Using the min-cost max-flow formulation, we can find a solution in O(VEBlogV) where V = # vertices, E = # edges, and B = max capacity on a single edge. In our case this gives O(kjn^2m^2log(nm)).

Answer 3

Try mapping your task to the stable marriage problem. Tasks become prospective wives `, and your staff become suitors.

You might want to add some extra algorithm for assigning preferences of each task to the staff, and vice-versa - you could assign some ideal proficiency neccessary for the components of each task, and then allow your staff to rank each task. You could assign a proficiency for each component that each staff member posses and use that to get each tasks preference in staff members.

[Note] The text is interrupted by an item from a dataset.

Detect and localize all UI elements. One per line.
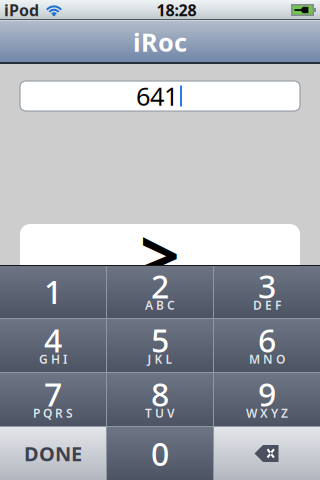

Once you have the preferences then run the algorithm, post the results, then allow people to apply in pairs to you to swap assignments - after all this is a people problem and people work better when they have a degree of control.

Answer 4

For problems where finding a direct solution is difficult it can be a good idea to use an approximation algorithm, an evaulation function and a method to improve the solution. There are a variety of approaches, such as genetic algorithms and simulated annealing.

The basic idea is to use some sort of simple algorithm (such as a greedy algorithm) to get something that is vaguely usable and make random modifications, keeping those modifications that improve the evaluation score and discarding those that make it worse.

With genetic algorithms a group of for example 100 random solutions is generated and scored and the best are kept and "bred" to produce a new generation of solutions with characteristics similar to the previous generations, but with some random mutations.

For simulated annealing the probablility of a slightly worse solutions being accepted is high initially, but decreases over time. This reduces the risk of getting stuck at a local optimium early on.